Dexterous Functional Pre-Grasp Manipulation with Diffusion Policy

1Center on Frontiers of Computing Studies, School of Computer Science, Peking University 2PKU-Agibot Lab, School of Computer Science, Peking University 3National Key Laboratory for Multimedia Information Processing, School of Computer Science, Peking University 4Institute for Artificial Intelligence, Peking University *Equal Contribution Corresponding Author


Our closed-loop manipulation policy continuously repositions and reorients diverse objects to match the functional grasp goal poses successfully.

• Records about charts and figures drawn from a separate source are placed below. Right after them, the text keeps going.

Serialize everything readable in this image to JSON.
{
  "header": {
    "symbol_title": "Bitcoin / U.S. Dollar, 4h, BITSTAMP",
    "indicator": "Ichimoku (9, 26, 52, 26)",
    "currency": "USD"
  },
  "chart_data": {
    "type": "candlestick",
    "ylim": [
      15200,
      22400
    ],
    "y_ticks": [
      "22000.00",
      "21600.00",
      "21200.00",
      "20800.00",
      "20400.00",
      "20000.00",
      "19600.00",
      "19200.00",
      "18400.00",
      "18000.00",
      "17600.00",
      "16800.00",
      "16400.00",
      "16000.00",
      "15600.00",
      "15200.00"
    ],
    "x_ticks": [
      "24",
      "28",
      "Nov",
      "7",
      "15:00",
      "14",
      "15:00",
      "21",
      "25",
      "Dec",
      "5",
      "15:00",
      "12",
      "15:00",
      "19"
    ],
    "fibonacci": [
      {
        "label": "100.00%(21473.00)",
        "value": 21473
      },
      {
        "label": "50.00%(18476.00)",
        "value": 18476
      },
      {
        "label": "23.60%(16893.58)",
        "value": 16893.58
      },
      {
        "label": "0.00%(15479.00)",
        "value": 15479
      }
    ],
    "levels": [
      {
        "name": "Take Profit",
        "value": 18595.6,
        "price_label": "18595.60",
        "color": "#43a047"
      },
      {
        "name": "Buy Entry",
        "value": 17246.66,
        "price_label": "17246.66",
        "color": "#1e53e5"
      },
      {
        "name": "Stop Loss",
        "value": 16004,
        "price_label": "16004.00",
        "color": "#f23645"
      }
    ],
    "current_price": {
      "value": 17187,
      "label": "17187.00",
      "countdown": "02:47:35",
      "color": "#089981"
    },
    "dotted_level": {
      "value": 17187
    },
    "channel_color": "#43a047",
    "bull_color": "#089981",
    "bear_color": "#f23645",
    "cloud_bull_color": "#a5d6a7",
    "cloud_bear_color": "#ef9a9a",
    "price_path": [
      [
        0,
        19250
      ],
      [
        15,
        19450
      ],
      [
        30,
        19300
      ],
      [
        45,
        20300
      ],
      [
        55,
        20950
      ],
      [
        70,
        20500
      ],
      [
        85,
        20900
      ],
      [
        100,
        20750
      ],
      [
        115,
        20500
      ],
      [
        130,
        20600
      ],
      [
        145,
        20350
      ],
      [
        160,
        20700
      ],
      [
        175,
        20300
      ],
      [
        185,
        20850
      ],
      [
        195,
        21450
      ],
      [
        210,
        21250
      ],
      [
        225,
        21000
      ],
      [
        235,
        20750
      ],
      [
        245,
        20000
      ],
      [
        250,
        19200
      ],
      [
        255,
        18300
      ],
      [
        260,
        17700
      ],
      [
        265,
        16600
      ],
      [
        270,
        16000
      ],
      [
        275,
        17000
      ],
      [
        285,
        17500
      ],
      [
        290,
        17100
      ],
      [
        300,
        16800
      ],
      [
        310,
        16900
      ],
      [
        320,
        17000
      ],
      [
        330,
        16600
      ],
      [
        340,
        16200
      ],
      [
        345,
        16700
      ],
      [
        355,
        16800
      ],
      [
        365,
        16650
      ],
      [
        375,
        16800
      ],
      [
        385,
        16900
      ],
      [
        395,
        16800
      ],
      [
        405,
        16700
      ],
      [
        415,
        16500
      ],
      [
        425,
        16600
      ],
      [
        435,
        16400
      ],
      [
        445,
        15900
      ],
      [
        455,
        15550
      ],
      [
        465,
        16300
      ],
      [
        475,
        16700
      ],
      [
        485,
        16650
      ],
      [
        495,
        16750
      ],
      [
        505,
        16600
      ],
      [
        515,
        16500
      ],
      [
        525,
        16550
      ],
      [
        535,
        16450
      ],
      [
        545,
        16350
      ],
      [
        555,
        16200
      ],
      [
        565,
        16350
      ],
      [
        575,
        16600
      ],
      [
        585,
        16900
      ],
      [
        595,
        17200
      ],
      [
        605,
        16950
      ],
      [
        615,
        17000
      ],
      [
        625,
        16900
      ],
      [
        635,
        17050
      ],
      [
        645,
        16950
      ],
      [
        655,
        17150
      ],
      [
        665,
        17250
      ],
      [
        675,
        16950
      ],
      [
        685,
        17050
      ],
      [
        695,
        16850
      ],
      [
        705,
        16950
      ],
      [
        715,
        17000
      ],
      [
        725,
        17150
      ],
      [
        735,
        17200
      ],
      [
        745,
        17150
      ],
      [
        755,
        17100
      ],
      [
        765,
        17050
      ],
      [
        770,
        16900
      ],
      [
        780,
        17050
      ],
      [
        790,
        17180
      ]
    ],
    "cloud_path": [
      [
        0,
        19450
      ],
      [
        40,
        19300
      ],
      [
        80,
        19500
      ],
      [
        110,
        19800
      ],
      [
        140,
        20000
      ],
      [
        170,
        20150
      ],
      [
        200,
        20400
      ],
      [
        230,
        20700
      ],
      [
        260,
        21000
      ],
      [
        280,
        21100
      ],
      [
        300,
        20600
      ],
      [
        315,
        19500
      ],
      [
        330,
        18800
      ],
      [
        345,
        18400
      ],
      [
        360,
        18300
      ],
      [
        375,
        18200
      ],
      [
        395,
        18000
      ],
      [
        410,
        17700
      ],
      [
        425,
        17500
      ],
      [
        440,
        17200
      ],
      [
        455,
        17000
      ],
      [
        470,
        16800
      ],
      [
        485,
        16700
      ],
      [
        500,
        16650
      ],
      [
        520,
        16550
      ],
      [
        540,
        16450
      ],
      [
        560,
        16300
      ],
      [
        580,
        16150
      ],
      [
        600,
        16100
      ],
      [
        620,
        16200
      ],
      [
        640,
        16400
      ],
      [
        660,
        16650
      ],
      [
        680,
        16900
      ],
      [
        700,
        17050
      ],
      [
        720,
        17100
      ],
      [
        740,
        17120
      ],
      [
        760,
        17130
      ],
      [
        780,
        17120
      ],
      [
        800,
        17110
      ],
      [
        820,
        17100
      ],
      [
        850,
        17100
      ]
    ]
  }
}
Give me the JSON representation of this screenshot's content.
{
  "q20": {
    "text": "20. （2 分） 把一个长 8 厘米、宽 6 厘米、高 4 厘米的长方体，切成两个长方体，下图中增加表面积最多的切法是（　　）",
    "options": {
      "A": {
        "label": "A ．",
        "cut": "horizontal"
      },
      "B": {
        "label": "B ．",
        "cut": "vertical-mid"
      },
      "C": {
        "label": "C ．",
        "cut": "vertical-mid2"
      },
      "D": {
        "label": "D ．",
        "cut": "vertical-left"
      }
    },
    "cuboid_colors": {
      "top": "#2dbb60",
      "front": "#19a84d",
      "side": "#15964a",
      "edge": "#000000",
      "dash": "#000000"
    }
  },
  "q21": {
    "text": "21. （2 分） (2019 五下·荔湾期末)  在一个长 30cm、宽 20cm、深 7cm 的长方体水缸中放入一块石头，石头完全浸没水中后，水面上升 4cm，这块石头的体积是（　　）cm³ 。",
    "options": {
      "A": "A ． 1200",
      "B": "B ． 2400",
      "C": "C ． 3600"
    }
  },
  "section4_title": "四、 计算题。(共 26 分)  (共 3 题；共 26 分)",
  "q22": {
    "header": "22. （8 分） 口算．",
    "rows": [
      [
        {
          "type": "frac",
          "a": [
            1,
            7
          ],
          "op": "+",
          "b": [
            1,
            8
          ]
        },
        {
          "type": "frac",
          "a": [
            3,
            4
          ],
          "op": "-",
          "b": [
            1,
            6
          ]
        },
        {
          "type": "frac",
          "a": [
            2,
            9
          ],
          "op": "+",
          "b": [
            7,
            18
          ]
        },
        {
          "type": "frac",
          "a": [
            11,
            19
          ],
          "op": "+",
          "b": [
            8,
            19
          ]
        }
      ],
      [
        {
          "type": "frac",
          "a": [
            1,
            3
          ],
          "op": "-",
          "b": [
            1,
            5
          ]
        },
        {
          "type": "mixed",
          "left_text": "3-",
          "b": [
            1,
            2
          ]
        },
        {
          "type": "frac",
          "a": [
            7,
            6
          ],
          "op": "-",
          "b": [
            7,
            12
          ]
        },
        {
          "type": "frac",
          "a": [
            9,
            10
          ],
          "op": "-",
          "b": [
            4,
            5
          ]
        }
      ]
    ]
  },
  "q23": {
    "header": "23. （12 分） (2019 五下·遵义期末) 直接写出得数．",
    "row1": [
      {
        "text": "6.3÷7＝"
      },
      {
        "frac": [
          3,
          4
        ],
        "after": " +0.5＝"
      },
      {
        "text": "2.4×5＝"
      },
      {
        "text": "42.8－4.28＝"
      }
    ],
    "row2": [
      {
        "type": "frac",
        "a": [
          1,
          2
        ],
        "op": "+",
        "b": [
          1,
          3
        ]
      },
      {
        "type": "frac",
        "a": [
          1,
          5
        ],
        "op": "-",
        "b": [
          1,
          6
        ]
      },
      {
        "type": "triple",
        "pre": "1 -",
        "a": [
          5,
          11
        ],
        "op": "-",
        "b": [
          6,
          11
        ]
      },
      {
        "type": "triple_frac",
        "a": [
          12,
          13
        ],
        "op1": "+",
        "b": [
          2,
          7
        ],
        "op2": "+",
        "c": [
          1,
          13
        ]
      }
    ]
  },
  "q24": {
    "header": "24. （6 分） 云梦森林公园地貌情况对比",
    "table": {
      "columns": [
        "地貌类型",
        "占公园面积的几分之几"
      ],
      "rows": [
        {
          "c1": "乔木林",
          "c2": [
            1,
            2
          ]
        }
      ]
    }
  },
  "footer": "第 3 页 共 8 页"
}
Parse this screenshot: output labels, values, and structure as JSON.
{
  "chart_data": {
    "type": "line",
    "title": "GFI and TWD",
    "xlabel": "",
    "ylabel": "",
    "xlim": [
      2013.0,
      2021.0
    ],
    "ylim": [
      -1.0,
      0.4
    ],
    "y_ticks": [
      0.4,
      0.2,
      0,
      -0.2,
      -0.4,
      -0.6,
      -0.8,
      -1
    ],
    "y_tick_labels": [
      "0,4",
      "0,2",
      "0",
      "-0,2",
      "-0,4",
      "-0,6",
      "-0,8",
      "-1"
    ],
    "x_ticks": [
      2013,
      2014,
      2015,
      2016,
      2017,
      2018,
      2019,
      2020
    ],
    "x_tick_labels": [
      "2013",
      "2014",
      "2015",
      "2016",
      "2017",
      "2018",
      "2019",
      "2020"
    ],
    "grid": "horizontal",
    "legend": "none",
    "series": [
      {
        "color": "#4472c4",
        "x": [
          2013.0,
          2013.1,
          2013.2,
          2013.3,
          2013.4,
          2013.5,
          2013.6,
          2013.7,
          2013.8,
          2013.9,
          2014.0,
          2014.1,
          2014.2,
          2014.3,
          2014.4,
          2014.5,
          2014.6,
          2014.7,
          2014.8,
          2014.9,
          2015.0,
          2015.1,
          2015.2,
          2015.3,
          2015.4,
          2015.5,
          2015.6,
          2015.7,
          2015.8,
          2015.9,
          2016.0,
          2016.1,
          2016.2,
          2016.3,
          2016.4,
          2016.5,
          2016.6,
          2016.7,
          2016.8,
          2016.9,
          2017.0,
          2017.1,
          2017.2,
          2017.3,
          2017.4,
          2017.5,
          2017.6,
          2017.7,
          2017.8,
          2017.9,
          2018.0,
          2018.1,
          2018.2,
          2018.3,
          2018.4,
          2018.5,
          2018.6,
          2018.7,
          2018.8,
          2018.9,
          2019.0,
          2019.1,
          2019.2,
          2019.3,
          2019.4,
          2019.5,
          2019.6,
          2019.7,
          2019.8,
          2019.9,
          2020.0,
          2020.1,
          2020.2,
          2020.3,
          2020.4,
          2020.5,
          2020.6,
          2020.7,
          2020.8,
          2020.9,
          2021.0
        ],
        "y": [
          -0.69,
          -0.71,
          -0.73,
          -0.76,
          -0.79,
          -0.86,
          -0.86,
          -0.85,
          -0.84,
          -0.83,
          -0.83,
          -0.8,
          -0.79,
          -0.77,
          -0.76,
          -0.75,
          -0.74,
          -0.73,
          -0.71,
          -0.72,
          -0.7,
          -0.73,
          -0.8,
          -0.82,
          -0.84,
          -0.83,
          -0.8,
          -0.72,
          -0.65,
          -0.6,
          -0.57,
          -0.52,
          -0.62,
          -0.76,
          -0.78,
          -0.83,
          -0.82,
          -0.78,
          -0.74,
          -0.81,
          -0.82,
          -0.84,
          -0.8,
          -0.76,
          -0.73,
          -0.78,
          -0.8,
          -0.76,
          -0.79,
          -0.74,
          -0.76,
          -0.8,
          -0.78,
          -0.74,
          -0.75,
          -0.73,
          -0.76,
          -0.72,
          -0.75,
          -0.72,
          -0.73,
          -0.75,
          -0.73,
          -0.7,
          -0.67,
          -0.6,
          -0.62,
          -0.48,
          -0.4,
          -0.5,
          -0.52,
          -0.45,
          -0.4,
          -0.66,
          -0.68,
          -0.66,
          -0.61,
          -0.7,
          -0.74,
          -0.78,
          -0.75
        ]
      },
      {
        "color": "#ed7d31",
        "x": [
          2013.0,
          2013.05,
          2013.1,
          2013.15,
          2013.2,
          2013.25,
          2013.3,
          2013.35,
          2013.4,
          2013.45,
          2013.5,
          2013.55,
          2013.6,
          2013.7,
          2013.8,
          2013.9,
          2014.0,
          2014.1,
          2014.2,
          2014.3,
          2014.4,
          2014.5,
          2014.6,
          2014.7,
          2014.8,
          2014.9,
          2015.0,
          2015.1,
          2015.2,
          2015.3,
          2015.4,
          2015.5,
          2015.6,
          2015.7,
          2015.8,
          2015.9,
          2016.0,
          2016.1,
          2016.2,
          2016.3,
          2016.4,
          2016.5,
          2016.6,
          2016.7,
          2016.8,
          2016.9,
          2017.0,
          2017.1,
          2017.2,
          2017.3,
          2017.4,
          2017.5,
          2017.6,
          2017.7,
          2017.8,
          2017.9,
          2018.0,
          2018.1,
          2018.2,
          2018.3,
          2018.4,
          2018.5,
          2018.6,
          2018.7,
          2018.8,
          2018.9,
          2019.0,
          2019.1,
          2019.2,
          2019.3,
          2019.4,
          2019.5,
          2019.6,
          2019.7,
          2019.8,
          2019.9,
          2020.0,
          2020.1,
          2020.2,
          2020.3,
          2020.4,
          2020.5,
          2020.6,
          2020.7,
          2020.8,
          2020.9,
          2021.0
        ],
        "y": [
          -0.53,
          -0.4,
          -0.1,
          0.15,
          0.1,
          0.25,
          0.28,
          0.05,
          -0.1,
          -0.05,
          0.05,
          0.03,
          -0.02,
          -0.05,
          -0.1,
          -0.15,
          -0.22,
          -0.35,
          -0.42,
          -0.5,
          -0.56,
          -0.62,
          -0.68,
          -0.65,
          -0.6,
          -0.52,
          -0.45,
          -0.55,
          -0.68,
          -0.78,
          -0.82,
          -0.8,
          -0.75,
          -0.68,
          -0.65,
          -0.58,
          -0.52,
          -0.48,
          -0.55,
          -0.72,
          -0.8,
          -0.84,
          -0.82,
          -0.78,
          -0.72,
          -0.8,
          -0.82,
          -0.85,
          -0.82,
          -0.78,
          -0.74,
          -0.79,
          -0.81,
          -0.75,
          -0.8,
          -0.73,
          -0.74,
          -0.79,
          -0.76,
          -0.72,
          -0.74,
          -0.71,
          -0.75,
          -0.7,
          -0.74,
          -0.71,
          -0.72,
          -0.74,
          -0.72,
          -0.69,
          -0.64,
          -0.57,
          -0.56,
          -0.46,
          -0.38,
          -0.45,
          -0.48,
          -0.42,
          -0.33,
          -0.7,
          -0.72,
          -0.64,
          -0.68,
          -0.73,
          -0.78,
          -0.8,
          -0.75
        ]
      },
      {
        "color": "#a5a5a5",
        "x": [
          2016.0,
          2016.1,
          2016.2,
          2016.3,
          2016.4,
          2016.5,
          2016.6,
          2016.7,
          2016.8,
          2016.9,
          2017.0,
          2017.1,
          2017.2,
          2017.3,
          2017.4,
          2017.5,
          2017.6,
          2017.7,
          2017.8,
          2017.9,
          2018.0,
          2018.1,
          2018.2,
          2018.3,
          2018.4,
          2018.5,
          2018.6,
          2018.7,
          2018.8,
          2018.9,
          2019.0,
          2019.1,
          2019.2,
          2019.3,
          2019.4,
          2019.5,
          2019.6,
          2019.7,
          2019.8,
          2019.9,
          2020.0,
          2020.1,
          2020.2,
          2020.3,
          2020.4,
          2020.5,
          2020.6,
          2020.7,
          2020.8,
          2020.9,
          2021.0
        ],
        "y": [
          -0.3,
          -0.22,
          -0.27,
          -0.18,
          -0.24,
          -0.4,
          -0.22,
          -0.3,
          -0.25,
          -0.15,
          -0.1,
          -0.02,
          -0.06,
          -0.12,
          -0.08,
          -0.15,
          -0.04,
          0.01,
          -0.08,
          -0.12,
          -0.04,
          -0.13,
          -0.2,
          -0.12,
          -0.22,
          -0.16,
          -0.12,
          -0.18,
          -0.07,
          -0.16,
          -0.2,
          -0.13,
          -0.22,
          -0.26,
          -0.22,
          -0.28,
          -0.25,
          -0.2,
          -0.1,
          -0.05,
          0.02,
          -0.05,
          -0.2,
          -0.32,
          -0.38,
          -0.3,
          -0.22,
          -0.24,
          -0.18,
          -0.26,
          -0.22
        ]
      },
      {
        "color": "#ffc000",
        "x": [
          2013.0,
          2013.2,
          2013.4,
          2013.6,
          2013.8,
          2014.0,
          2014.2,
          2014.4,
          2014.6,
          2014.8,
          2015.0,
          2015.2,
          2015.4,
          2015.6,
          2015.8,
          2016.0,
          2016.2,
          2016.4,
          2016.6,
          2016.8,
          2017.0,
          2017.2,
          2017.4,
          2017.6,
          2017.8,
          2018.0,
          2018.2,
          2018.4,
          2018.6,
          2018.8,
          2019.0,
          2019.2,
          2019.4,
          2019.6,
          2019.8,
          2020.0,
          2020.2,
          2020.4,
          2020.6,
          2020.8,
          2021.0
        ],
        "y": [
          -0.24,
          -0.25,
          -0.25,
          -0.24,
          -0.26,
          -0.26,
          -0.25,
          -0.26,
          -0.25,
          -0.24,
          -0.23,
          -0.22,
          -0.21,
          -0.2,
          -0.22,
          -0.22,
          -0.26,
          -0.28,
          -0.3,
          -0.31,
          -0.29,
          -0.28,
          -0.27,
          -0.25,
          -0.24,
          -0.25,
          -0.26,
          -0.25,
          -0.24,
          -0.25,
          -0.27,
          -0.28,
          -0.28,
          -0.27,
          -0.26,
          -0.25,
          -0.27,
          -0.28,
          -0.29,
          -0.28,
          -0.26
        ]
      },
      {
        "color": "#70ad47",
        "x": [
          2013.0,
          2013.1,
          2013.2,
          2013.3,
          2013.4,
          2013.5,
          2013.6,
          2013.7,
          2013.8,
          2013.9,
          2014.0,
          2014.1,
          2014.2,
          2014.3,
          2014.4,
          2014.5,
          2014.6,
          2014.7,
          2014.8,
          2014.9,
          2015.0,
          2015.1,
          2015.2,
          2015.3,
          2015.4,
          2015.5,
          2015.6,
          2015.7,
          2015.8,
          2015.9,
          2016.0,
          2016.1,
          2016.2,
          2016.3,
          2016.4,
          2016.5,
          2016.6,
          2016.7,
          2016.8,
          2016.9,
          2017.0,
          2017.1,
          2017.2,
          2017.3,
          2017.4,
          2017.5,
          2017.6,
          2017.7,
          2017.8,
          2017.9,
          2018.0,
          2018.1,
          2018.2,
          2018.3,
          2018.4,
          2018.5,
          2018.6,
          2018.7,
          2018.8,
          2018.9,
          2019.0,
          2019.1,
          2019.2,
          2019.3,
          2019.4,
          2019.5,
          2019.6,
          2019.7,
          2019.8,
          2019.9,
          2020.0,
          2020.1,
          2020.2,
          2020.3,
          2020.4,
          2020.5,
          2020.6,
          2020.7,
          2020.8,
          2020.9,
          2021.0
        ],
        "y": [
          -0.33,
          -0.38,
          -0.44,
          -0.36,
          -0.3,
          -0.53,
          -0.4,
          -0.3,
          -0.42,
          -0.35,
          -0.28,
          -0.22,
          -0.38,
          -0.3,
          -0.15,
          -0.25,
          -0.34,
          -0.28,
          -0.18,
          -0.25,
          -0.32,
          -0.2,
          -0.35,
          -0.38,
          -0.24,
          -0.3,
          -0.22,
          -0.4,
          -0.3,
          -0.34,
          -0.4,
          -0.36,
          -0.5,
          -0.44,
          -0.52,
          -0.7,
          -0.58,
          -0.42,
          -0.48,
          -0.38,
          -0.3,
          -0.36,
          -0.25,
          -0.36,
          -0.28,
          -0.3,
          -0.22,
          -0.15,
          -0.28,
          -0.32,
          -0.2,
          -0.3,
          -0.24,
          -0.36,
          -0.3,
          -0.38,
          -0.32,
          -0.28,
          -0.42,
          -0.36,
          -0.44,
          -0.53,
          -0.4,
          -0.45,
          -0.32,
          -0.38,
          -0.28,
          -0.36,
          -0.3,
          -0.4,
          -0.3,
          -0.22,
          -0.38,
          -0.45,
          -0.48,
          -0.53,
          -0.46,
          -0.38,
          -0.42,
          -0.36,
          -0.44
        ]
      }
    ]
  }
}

Our method can generalize to diverse objects and functional goal poses without object geometry information.

Abstract

In real-world scenarios, objects often require repositioning and reorientation before they can be grasped, a process known as pre-grasp manipulation. Learning universal dexterous functional pre-grasp manipulation requires precise control over the relative position, orientation, and contact between the hand and object while generalizing to diverse dynamic scenarios with varying objects and goal poses. To address this challenge, we propose a teacher-student learning approach that utilizes a novel mutual reward, incentivizing agents to optimize three key criteria jointly. Additionally, we introduce a pipeline that employs a mixture-of-experts strategy to learn diverse manipulation policies, followed by a diffusion policy to capture complex action distributions from these experts. Our method achieves a success rate of 72.6% across more than 30 object categories by leveraging extrinsic dexterity and adjusting from feedback.



Video

Intelligent Manipulation Behaviors

Extrinsic Dexterity Usage: Our policy leverages the table and inertia to aid in manipulating objects.

Adaptability: Although our policy may initially fail to manipulate objects, it adjusts its policy on the second attempt, successfully manipulating them.

Performance under Different Object Categories

While our method achieves a high success rate across the entire dataset, it still struggles with irregularly shaped objects, particularly thin and slender ones like knives and pens.